Una forte scossa di terremoto è stata avvertita ieri sera in tutto il Nord-Ovest d’Italia: solo paura e caos (confermati dalle decine di telefonate ricevute dalle forze dell’ordine e i messaggi postati a centinaia sui social network) ma – secondo gli accertamenti di carabinieri e vigili del fuoco – nessun danno. Erano le 21.27quando la terra ha tremato alle per alcuni interminabili secondi: secondo l’Istituto nazionale di geofisica e vulcanologia il terremoto ha avuto una magnitudo di 5.0 sulla scala Richter, con epicentro in Francia, al confine con l’Italia. Il sisma a cinque chilometri di profondità nelle Alpi Cozie tra Vars, Emburn e Barcellonette, nell’Alta Savoia, a un centinaio di chilometri da Montecarlo. La scossa è stata avvertita a Torino e nelle altre province del Piemonte, soprattutto ai piani alti delle case, ma anche in Liguria e in Valle d’Aosta.

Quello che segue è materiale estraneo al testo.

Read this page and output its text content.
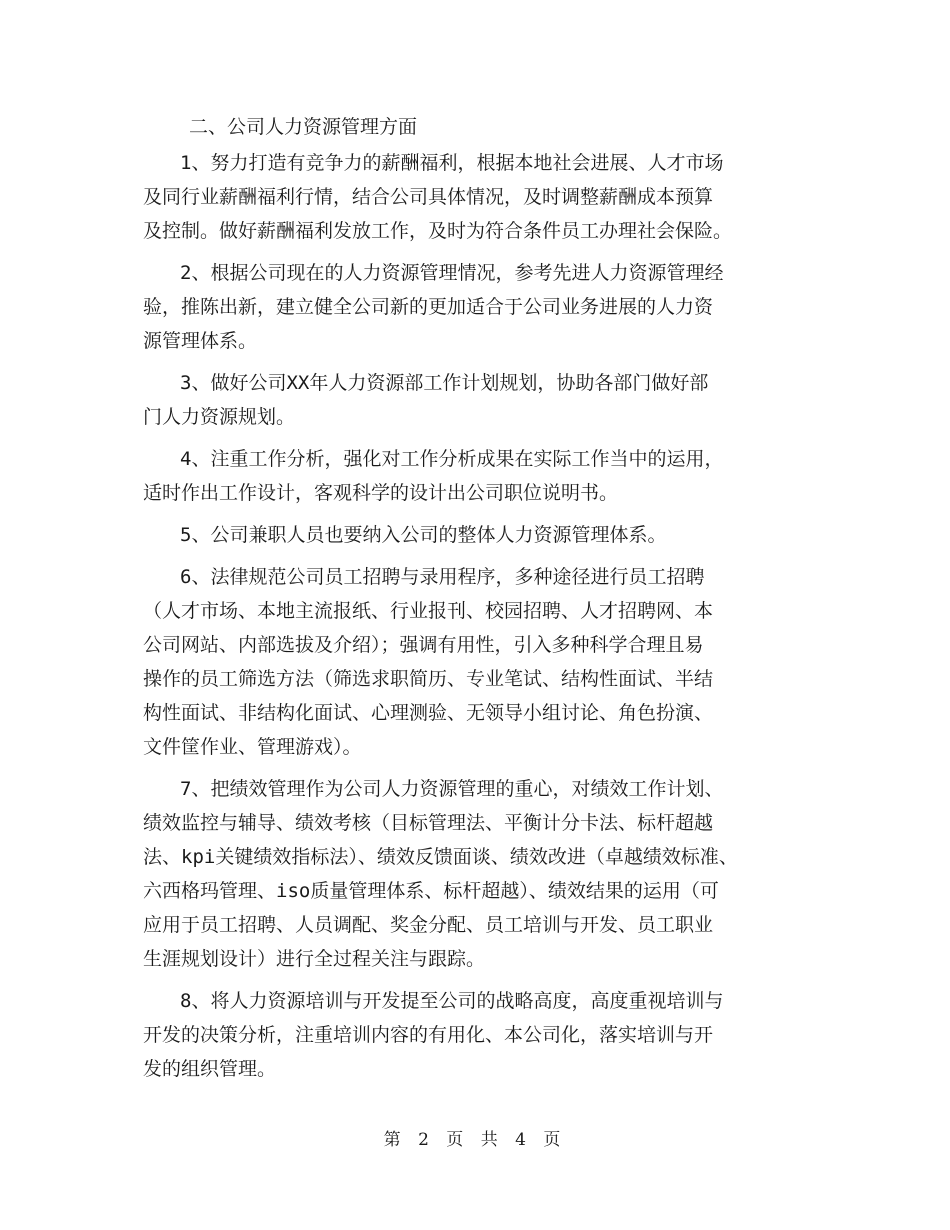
二、公司人力资源管理方面
1、努力打造有竞争力的薪酬福利，根据本地社会进展、人才市场
及同行业薪酬福利行情，结合公司具体情况，及时调整薪酬成本预算
及控制。做好薪酬福利发放工作，及时为符合条件员工办理社会保险。
2、根据公司现在的人力资源管理情况，参考先进人力资源管理经
验，推陈出新，建立健全公司新的更加适合于公司业务进展的人力资
源管理体系。
3、做好公司XX年人力资源部工作计划规划，协助各部门做好部
门人力资源规划。
4、注重工作分析，强化对工作分析成果在实际工作当中的运用，
适时作出工作设计，客观科学的设计出公司职位说明书。
5、公司兼职人员也要纳入公司的整体人力资源管理体系。
6、法律规范公司员工招聘与录用程序，多种途径进行员工招聘
（人才市场、本地主流报纸、行业报刊、校园招聘、人才招聘网、本
公司网站、内部选拔及介绍）；强调有用性，引入多种科学合理且易
操作的员工筛选方法（筛选求职简历、专业笔试、结构性面试、半结
构性面试、非结构化面试、心理测验、无领导小组讨论、角色扮演、
文件筐作业、管理游戏）。
7、把绩效管理作为公司人力资源管理的重心，对绩效工作计划、
绩效监控与辅导、绩效考核（目标管理法、平衡计分卡法、标杆超越
法、kpi关键绩效指标法）、绩效反馈面谈、绩效改进（卓越绩效标准、
六西格玛管理、iso质量管理体系、标杆超越）、绩效结果的运用（可
应用于员工招聘、人员调配、奖金分配、员工培训与开发、员工职业
生涯规划设计）进行全过程关注与跟踪。
8、将人力资源培训与开发提至公司的战略高度，高度重视培训与
开发的决策分析，注重培训内容的有用化、本公司化，落实培训与开
发的组织管理。
第 2 页 共 4 页
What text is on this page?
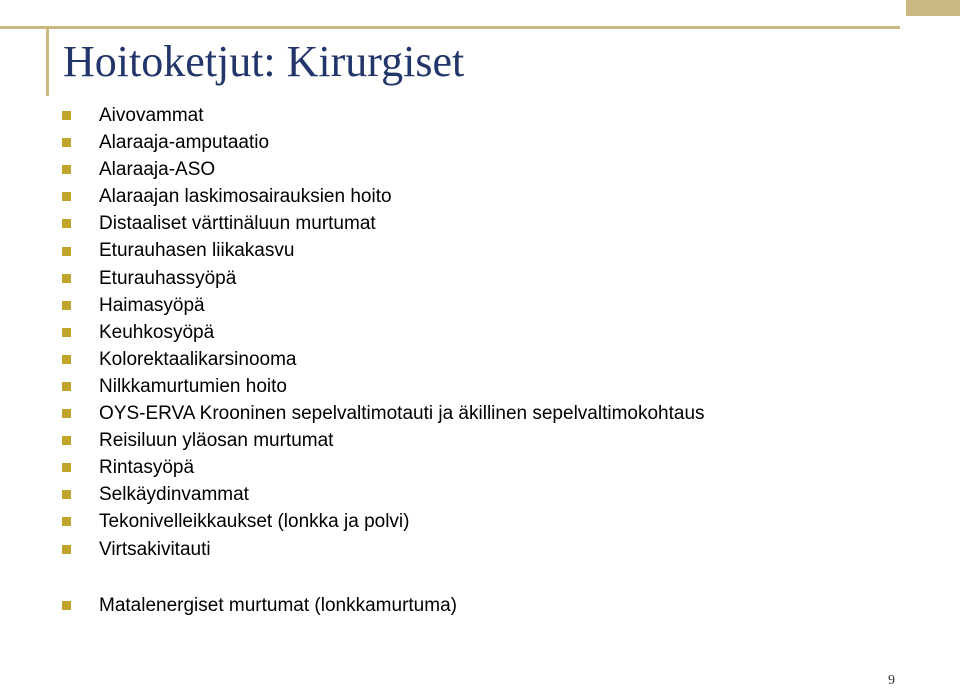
Hoitoketjut: Kirurgiset
Aivovammat
Alaraaja-amputaatio
Alaraaja-ASO
Alaraajan laskimosairauksien hoito
Distaaliset värttinäluun murtumat
Eturauhasen liikakasvu
Eturauhassyöpä
Haimasyöpä
Keuhkosyöpä
Kolorektaalikarsinooma
Nilkkamurtumien hoito
OYS-ERVA Krooninen sepelvaltimotauti ja äkillinen sepelvaltimokohtaus
Reisiluun yläosan murtumat
Rintasyöpä
Selkäydinvammat
Tekonivelleikkaukset (lonkka ja polvi)
Virtsakivitauti
Matalenergiset murtumat (lonkkamurtuma)
9
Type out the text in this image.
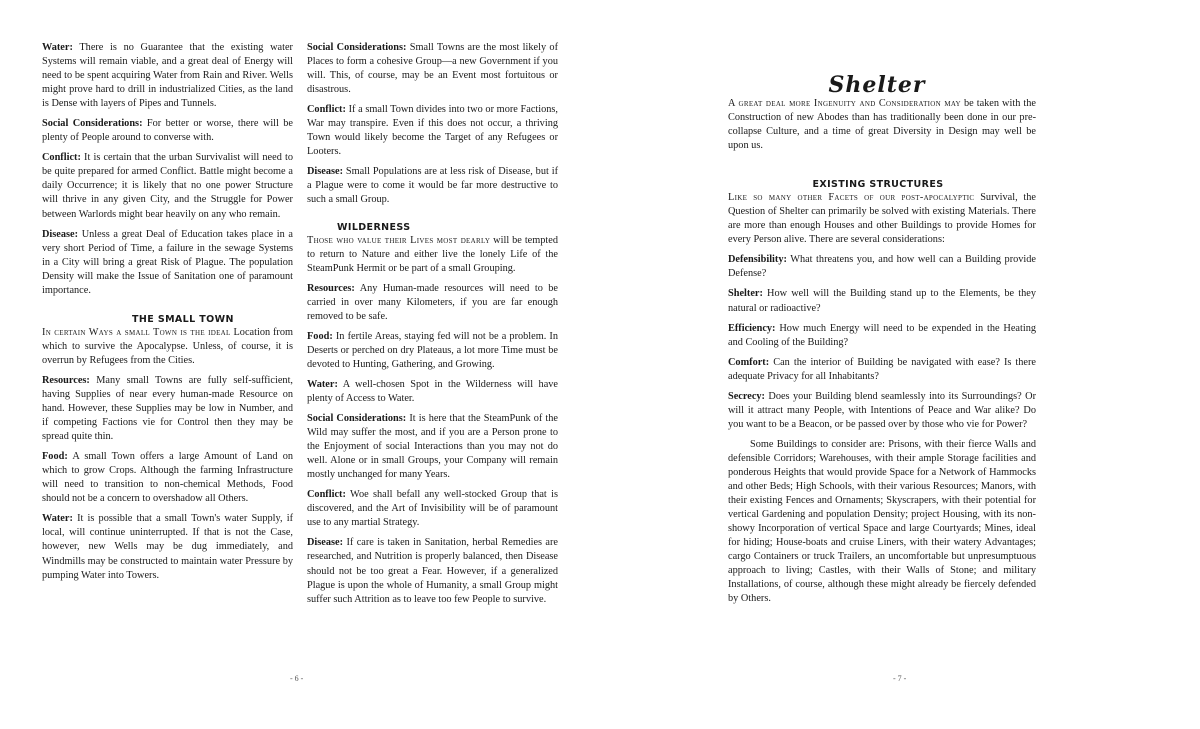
Water: There is no Guarantee that the existing water Systems will remain viable, and a great deal of Energy will need to be spent acquiring Water from Rain and River. Wells might prove hard to drill in industrialized Cities, as the land is Dense with layers of Pipes and Tunnels.

Social Considerations: For better or worse, there will be plenty of People around to converse with.

Conflict: It is certain that the urban Survivalist will need to be quite prepared for armed Conflict. Battle might become a daily Occurrence; it is likely that no one power Structure will thrive in any given City, and the Struggle for Power between Warlords might bear heavily on any who remain.

Disease: Unless a great Deal of Education takes place in a very short Period of Time, a failure in the sewage Systems in a City will bring a great Risk of Plague. The population Density will make the Issue of Sanitation one of paramount importance.

THE SMALL TOWN

In certain Ways a small Town is the ideal Location from which to survive the Apocalypse. Unless, of course, it is overrun by Refugees from the Cities.

Resources: Many small Towns are fully self-sufficient, having Supplies of near every human-made Resource on hand. However, these Supplies may be low in Number, and if competing Factions vie for Control then they may be spread quite thin.

Food: A small Town offers a large Amount of Land on which to grow Crops. Although the farming Infrastructure will need to transition to non-chemical Methods, Food should not be a concern to overshadow all Others.

Water: It is possible that a small Town's water Supply, if local, will continue uninterrupted. If that is not the Case, however, new Wells may be dug immediately, and Windmills may be constructed to maintain water Pressure by pumping Water into Towers.

Social Considerations: Small Towns are the most likely of Places to form a cohesive Group—a new Government if you will. This, of course, may be an Event most fortuitous or disastrous.

Conflict: If a small Town divides into two or more Factions, War may transpire. Even if this does not occur, a thriving Town would likely become the Target of any Refugees or Looters.

Disease: Small Populations are at less risk of Disease, but if a Plague were to come it would be far more destructive to such a small Group.

WILDERNESS

Those who value their Lives most dearly will be tempted to return to Nature and either live the lonely Life of the SteamPunk Hermit or be part of a small Grouping.

Resources: Any Human-made resources will need to be carried in over many Kilometers, if you are far enough removed to be safe.

Food: In fertile Areas, staying fed will not be a problem. In Deserts or perched on dry Plateaus, a lot more Time must be devoted to Hunting, Gathering, and Growing.

Water: A well-chosen Spot in the Wilderness will have plenty of Access to Water.

Social Considerations: It is here that the SteamPunk of the Wild may suffer the most, and if you are a Person prone to the Enjoyment of social Interactions than you may not do well. Alone or in small Groups, your Company will remain mostly unchanged for many Years.

Conflict: Woe shall befall any well-stocked Group that is discovered, and the Art of Invisibility will be of paramount use to any martial Strategy.

Disease: If care is taken in Sanitation, herbal Remedies are researched, and Nutrition is properly balanced, then Disease should not be too great a Fear. However, if a generalized Plague is upon the whole of Humanity, a small Group might suffer such Attrition as to leave too few People to survive.

- 6 -
Shelter

A great deal more Ingenuity and Consideration may be taken with the Construction of new Abodes than has traditionally been done in our pre-collapse Culture, and a time of great Diversity in Design may well be upon us.

EXISTING STRUCTURES

Like so many other Facets of our post-apocalyptic Survival, the Question of Shelter can primarily be solved with existing Materials. There are more than enough Houses and other Buildings to provide Homes for every Person alive. There are several considerations:

Defensibility: What threatens you, and how well can a Building provide Defense?

Shelter: How well will the Building stand up to the Elements, be they natural or radioactive?

Efficiency: How much Energy will need to be expended in the Heating and Cooling of the Building?

Comfort: Can the interior of Building be navigated with ease? Is there adequate Privacy for all Inhabitants?

Secrecy: Does your Building blend seamlessly into its Surroundings? Or will it attract many People, with Intentions of Peace and War alike? Do you want to be a Beacon, or be passed over by those who vie for Power?

Some Buildings to consider are: Prisons, with their fierce Walls and defensible Corridors; Warehouses, with their ample Storage facilities and ponderous Heights that would provide Space for a Network of Hammocks and other Beds; High Schools, with their various Resources; Manors, with their existing Fences and Ornaments; Skyscrapers, with their potential for vertical Gardening and population Density; project Housing, with its non-showy Incorporation of vertical Space and large Courtyards; Mines, ideal for hiding; House-boats and cruise Liners, with their watery Advantages; cargo Containers or truck Trailers, an uncomfortable but unpresumptuous approach to living; Castles, with their Walls of Stone; and military Installations, of course, although these might already be fiercely defended by Others.

- 7 -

Intanto, dalle nostre parti, a preoccupare è sempre il Vesuvio: sensori fra i più moderni e sofisticati del mondo controllano giorno e notte la febbre del Vesuvio e degli altri crateri attivi nell’area vulcanica napoletana: ventiquattro stazioni di sorveglianza nei punti caldi del comprensorio vesuviano, cinquanta nell’area napoletana, dalle sponde del Vesuvio e dei Campi Flegrei ai confini con l’Appennino irpino. Questi sofosticati strumenti hanno permesso di avvertire scosse di lievissima intensità (rilevate a stento dai sismografi, non più di dieci in tutto e avvertite nei piani alti dei Comuni più vicini al cratere), anche se sono del tutto tranquillizzanti i bollettini dei vulcanologi: nessun pericolo, nessuna alterazione, anzi minore l’attività sismica del vulcano rispetto agli ultimi anni.